Recently I caught up with Dorian Squires, investment manager at Compass Independent Financial Services in Blofield, just outside Norwich.
It’s a very pretty part of the Norfolk countryside and my taxi driver insisted the Compass IFS offices were once a doctor’s surgery, built, as it happens, by his own fair hands. Squires confirmed his office was in fact a surgery, which explained the cavernous entrance room and warren-like corridors.
Squires was taking part in our new online video series, Adviser Top Test, and he spoke confidently about how to leave a network. Compass became directly authorised on 3 January this year, having left the network Sesame in December 2011.
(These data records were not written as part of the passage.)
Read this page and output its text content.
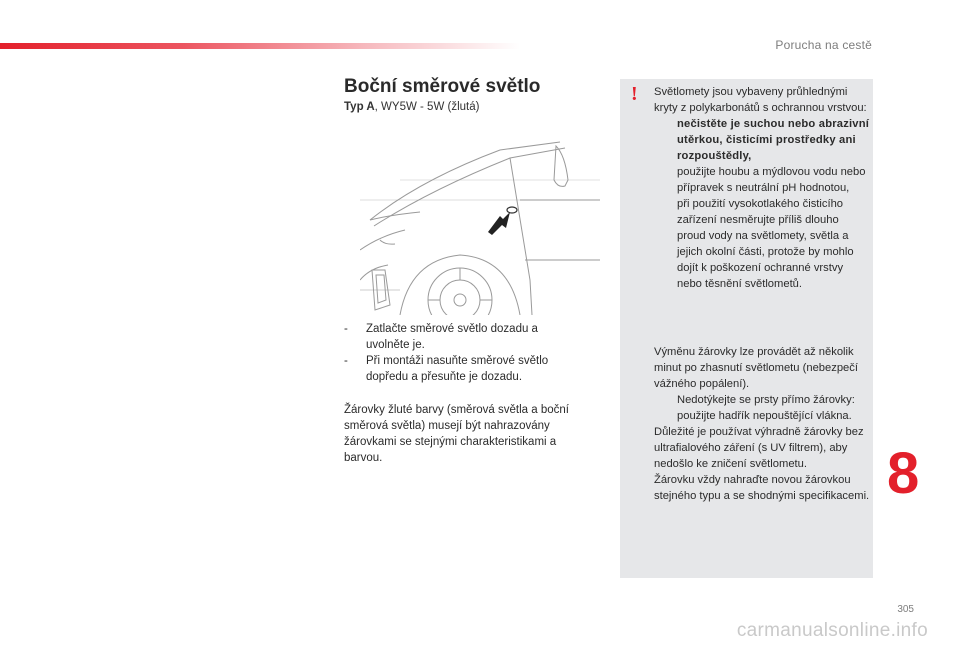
Porucha na cestě
Boční směrové světlo
Typ A, WY5W - 5W (žlutá)
- Zatlačte směrové světlo dozadu a uvolněte je.
- Při montáži nasuňte směrové světlo dopředu a přesuňte je dozadu.

Žárovky žluté barvy (směrová světla a boční směrová světla) musejí být nahrazovány žárovkami se stejnými charakteristikami a barvou.

! Světlomety jsou vybaveny průhlednými kryty z polykarbonátů s ochrannou vrstvou:

nečistěte je suchou nebo abrazivní utěrkou, čisticími prostředky ani rozpouštědly,
použijte houbu a mýdlovou vodu nebo přípravek s neutrální pH hodnotou,
při použití vysokotlakého čisticího zařízení nesměrujte příliš dlouho proud vody na světlomety, světla a jejich okolní části, protože by mohlo dojít k poškození ochranné vrstvy nebo těsnění světlometů.

Výměnu žárovky lze provádět až několik minut po zhasnutí světlometu (nebezpečí vážného popálení).

Nedotýkejte se prsty přímo žárovky: použijte hadřík nepouštějící vlákna.

Důležité je používat výhradně žárovky bez ultrafialového záření (s UV filtrem), aby nedošlo ke zničení světlometu.

Žárovku vždy nahraďte novou žárovkou stejného typu a se shodnými specifikacemi. 8
305
carmanualsonline.info
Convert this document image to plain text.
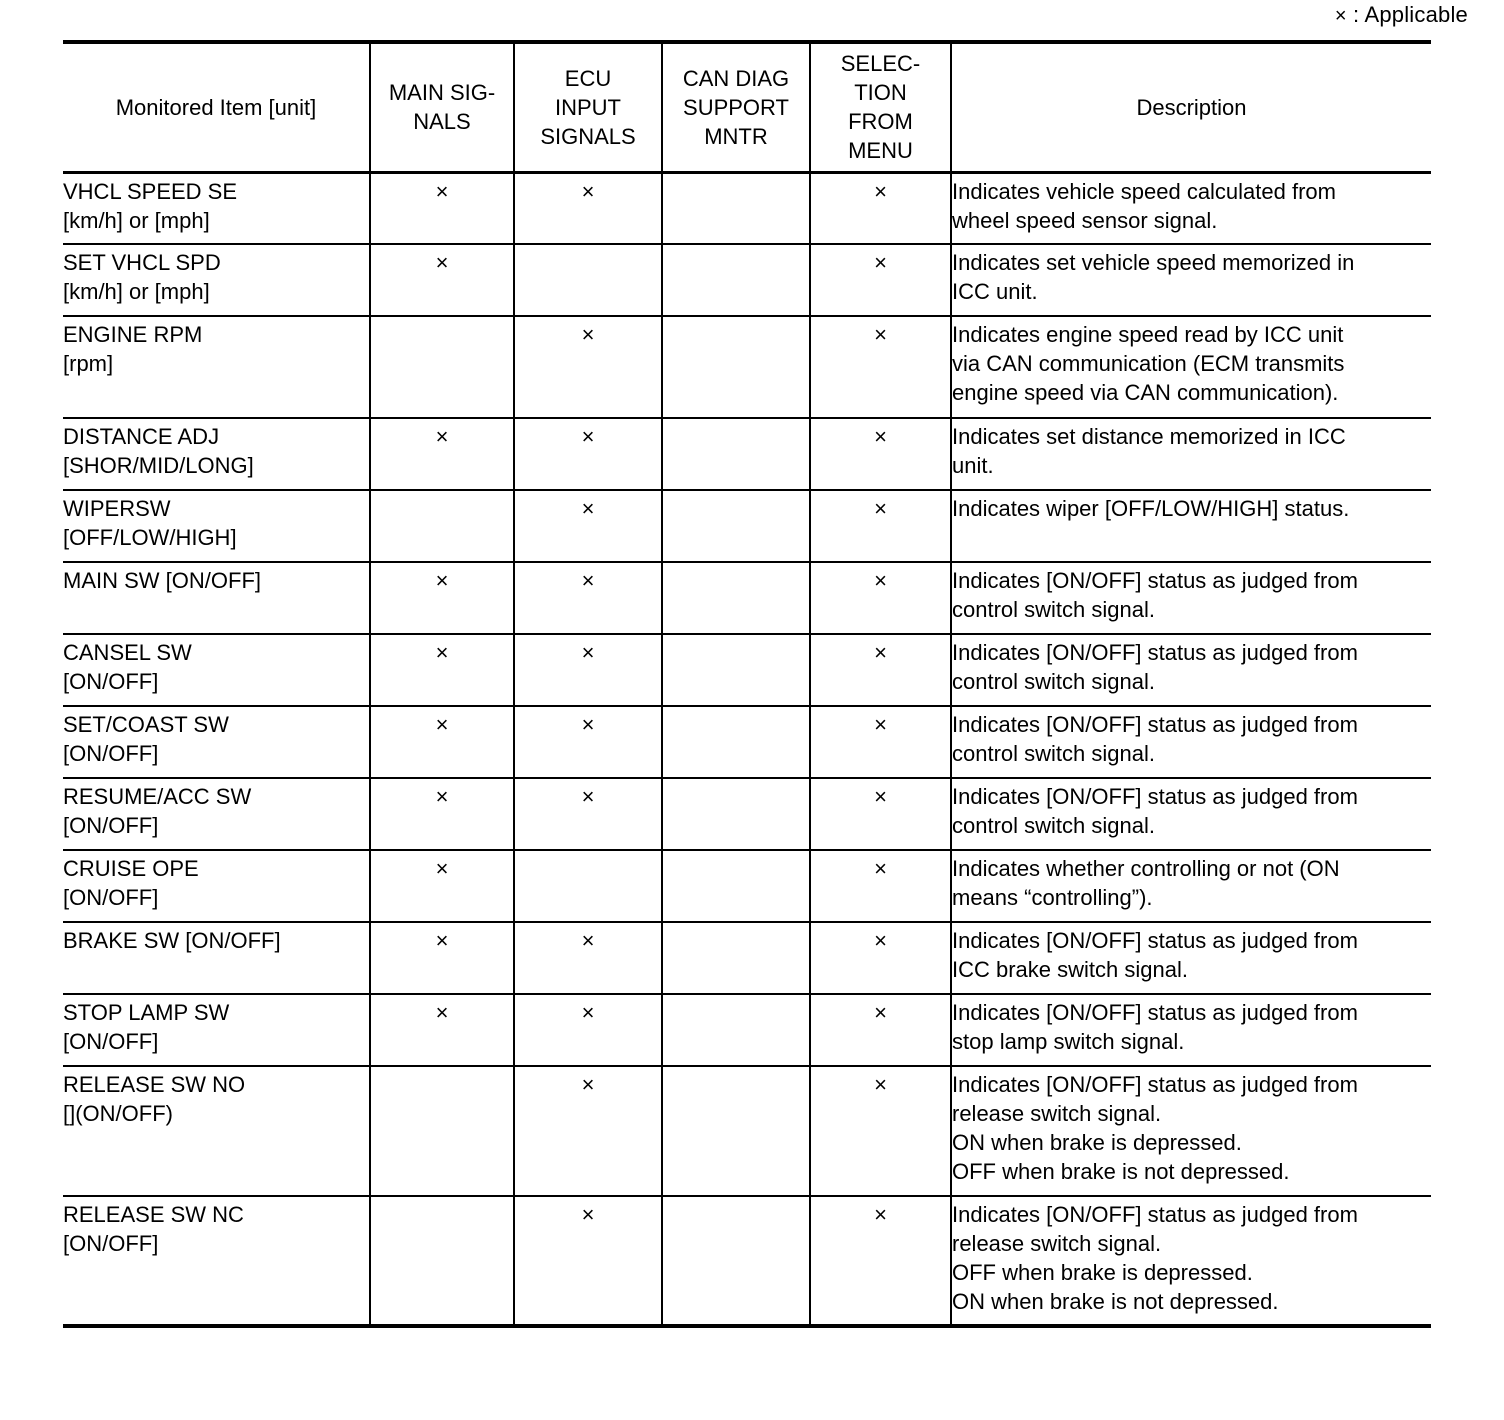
× : Applicable
Monitored Item [unit]	MAIN SIG-
NALS	ECU
INPUT
SIGNALS	CAN DIAG
SUPPORT
MNTR	SELEC-
TION
FROM
MENU	Description
VHCL SPEED SE
[km/h] or [mph]	×	×		×	Indicates vehicle speed calculated from
wheel speed sensor signal.
SET VHCL SPD
[km/h] or [mph]	×			×	Indicates set vehicle speed memorized in
ICC unit.
ENGINE RPM
[rpm]		×		×	Indicates engine speed read by ICC unit
via CAN communication (ECM transmits
engine speed via CAN communication).
DISTANCE ADJ
[SHOR/MID/LONG]	×	×		×	Indicates set distance memorized in ICC
unit.
WIPERSW
[OFF/LOW/HIGH]		×		×	Indicates wiper [OFF/LOW/HIGH] status.
MAIN SW [ON/OFF]	×	×		×	Indicates [ON/OFF] status as judged from
control switch signal.
CANSEL SW
[ON/OFF]	×	×		×	Indicates [ON/OFF] status as judged from
control switch signal.
SET/COAST SW
[ON/OFF]	×	×		×	Indicates [ON/OFF] status as judged from
control switch signal.
RESUME/ACC SW
[ON/OFF]	×	×		×	Indicates [ON/OFF] status as judged from
control switch signal.
CRUISE OPE
[ON/OFF]	×			×	Indicates whether controlling or not (ON
means “controlling”).
BRAKE SW [ON/OFF]	×	×		×	Indicates [ON/OFF] status as judged from
ICC brake switch signal.
STOP LAMP SW
[ON/OFF]	×	×		×	Indicates [ON/OFF] status as judged from
stop lamp switch signal.
RELEASE SW NO
[](ON/OFF)		×		×	Indicates [ON/OFF] status as judged from
release switch signal.
ON when brake is depressed.
OFF when brake is not depressed.
RELEASE SW NC
[ON/OFF]		×		×	Indicates [ON/OFF] status as judged from
release switch signal.
OFF when brake is depressed.
ON when brake is not depressed.
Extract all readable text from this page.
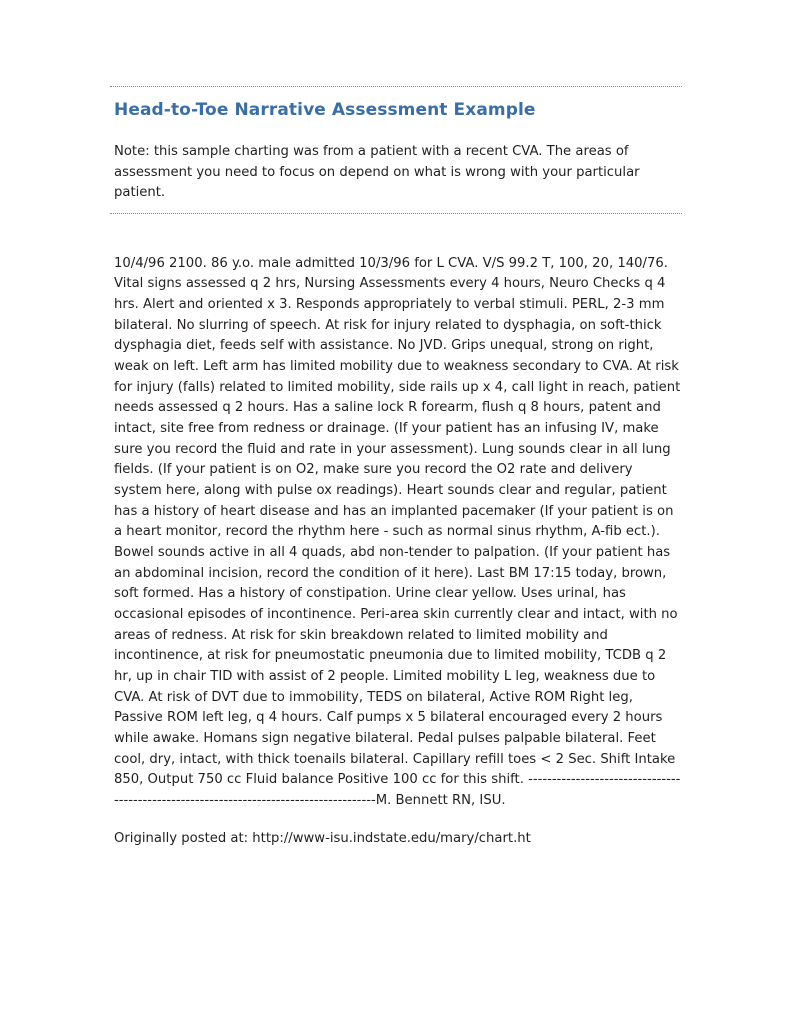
Head-to-Toe Narrative Assessment Example

Note: this sample charting was from a patient with a recent CVA. The areas of assessment you need to focus on depend on what is wrong with your particular patient.

10/4/96 2100. 86 y.o. male admitted 10/3/96 for L CVA. V/S 99.2 T, 100, 20, 140/76. Vital signs assessed q 2 hrs, Nursing Assessments every 4 hours, Neuro Checks q 4 hrs. Alert and oriented x 3. Responds appropriately to verbal stimuli. PERL, 2-3 mm bilateral. No slurring of speech. At risk for injury related to dysphagia, on soft-thick dysphagia diet, feeds self with assistance. No JVD. Grips unequal, strong on right, weak on left. Left arm has limited mobility due to weakness secondary to CVA. At risk for injury (falls) related to limited mobility, side rails up x 4, call light in reach, patient needs assessed q 2 hours. Has a saline lock R forearm, flush q 8 hours, patent and intact, site free from redness or drainage. (If your patient has an infusing IV, make sure you record the fluid and rate in your assessment). Lung sounds clear in all lung fields. (If your patient is on O2, make sure you record the O2 rate and delivery system here, along with pulse ox readings). Heart sounds clear and regular, patient has a history of heart disease and has an implanted pacemaker (If your patient is on a heart monitor, record the rhythm here - such as normal sinus rhythm, A-fib ect.). Bowel sounds active in all 4 quads, abd non-tender to palpation. (If your patient has an abdominal incision, record the condition of it here). Last BM 17:15 today, brown, soft formed. Has a history of constipation. Urine clear yellow. Uses urinal, has occasional episodes of incontinence. Peri-area skin currently clear and intact, with no areas of redness. At risk for skin breakdown related to limited mobility and incontinence, at risk for pneumostatic pneumonia due to limited mobility, TCDB q 2 hr, up in chair TID with assist of 2 people. Limited mobility L leg, weakness due to CVA. At risk of DVT due to immobility, TEDS on bilateral, Active ROM Right leg, Passive ROM left leg, q 4 hours. Calf pumps x 5 bilateral encouraged every 2 hours while awake. Homans sign negative bilateral. Pedal pulses palpable bilateral. Feet cool, dry, intact, with thick toenails bilateral. Capillary refill toes < 2 Sec. Shift Intake 850, Output 750 cc Fluid balance Positive 100 cc for this shift. ---------------------------------------------------------------------------------------M. Bennett RN, ISU.

Originally posted at: http://www-isu.indstate.edu/mary/chart.ht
Firms looking to leave a network must be aware of their cashflow, said Squires, who attributed his company’s successful transition to immaculate book-keeping, a discipline instilled by the firm’s managing director John Hughes.
Now that the firm has settled well into its groove of being directly authorised, Squires said he was looking to expand and lower the average age of advisers in the company.
‘We’re looking to hire younger advisers,’ Squires said. ‘But it’s hard to come up with a realistic package for people coming out of banking and bancassurance.’
This reminded me of an article we ran about the pros and cons of hiring ex-bank advisers: while they can bring youth and potential, their expectations may need to be managed.